Authors: Lisa Portolan and Samantha McDonald
Publisher: Big Sky Publishing
About the authors
Lisa Portolan is a journalist and author from Sydney. She has previously published two books, including bestseller Happy As (Echo, Melbourne).
Samantha McDonald is an Australian director and producer. She has a degree in Law and Communications. Growing up there was always a focus on looks and it took her years to reclaim her own story.
The main character in Pretty Girls, Evie, is based on Samantha’s own story, though fictionalised.
What has brought Evie, a thirtysomething single parent back to Redfern? Her excuse – her dying father in hospital with cancer.
There is no love for her father, an abusive embittered old man. Her return is almost instinctive: part obligation, part need; a last chance? Life during her early Redfern years was hard; her brother and mother did not survive. The trauma of Evie’s teenage years is told through a series of flashbacks to mid 1990s Redfern interspersed with her current-day struggle.
Set against the backdrop of family violence, racism, and predatory male attitudes towards stereotypically attractive girls, Lisa and Samantha do not hold back on the gritty realism. However, it is told honestly, not overdone or grotesque.
It takes a relationship with Indigenous ex-boxer Mr G for Evie to begin to find her way. Initially she wants closure and an understanding of who she is, there are questions needing answers.
The relationships with her own daughter and Mr G set up a juxtaposition with her own life and these relationships are important for Evie’s eventual self-reconciliation.
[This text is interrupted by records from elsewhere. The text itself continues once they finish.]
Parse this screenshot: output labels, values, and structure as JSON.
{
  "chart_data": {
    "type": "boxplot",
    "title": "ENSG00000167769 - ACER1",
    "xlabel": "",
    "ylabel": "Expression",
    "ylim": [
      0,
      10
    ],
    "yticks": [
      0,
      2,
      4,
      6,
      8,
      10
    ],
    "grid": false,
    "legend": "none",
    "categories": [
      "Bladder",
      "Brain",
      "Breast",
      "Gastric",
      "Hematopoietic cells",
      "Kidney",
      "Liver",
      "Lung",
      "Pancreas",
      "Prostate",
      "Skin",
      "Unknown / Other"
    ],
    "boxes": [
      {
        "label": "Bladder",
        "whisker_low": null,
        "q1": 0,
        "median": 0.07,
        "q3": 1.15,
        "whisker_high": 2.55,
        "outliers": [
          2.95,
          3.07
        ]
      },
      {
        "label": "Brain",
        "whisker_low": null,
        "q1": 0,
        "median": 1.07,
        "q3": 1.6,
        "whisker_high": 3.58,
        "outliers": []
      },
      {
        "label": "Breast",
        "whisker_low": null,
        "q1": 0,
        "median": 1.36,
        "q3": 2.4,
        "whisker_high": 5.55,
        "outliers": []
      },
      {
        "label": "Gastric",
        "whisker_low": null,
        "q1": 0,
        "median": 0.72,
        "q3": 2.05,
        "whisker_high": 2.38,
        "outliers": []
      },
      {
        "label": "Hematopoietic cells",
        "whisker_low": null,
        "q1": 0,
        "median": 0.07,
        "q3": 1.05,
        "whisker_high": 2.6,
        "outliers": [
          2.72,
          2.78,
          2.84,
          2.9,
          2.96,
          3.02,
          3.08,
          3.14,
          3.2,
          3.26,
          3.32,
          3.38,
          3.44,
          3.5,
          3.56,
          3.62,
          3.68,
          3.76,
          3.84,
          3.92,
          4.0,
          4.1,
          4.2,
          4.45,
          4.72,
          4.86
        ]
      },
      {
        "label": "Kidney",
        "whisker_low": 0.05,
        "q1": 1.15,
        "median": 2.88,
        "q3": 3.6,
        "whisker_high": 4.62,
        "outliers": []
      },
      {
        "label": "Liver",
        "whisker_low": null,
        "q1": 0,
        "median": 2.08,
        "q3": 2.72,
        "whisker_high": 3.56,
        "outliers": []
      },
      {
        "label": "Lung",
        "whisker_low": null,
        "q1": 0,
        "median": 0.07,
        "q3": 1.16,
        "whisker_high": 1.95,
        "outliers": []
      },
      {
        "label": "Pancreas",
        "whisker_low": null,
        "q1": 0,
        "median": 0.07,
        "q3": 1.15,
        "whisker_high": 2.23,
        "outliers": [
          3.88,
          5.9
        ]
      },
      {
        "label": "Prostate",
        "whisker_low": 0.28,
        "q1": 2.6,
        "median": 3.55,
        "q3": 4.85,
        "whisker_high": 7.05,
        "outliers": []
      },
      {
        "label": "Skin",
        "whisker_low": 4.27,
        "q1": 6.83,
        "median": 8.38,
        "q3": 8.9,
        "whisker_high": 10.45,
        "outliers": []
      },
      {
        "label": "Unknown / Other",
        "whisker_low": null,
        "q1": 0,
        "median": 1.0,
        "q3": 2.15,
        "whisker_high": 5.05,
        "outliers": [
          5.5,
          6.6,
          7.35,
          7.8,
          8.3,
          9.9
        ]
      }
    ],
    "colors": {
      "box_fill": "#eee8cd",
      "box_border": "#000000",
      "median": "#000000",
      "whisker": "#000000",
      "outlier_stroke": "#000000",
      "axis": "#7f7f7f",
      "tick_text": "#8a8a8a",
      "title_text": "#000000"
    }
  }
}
There is a certain amount of irony in this story, Evie’s survival is likely to be largely due to a fighting spirit inherited from her father, but it is tempered with empathy, not bitterness. It is this duality that Mr G finds attractive.
Pretty Girls could easily be dismissed as just another account of male violence, racism, and hardship. But this is not a story of exposure or retribution; it’s a story of healing and self-reconciliation, of Evie taking back her life story. It is about finding love and of giving and receiving, a story of optimism.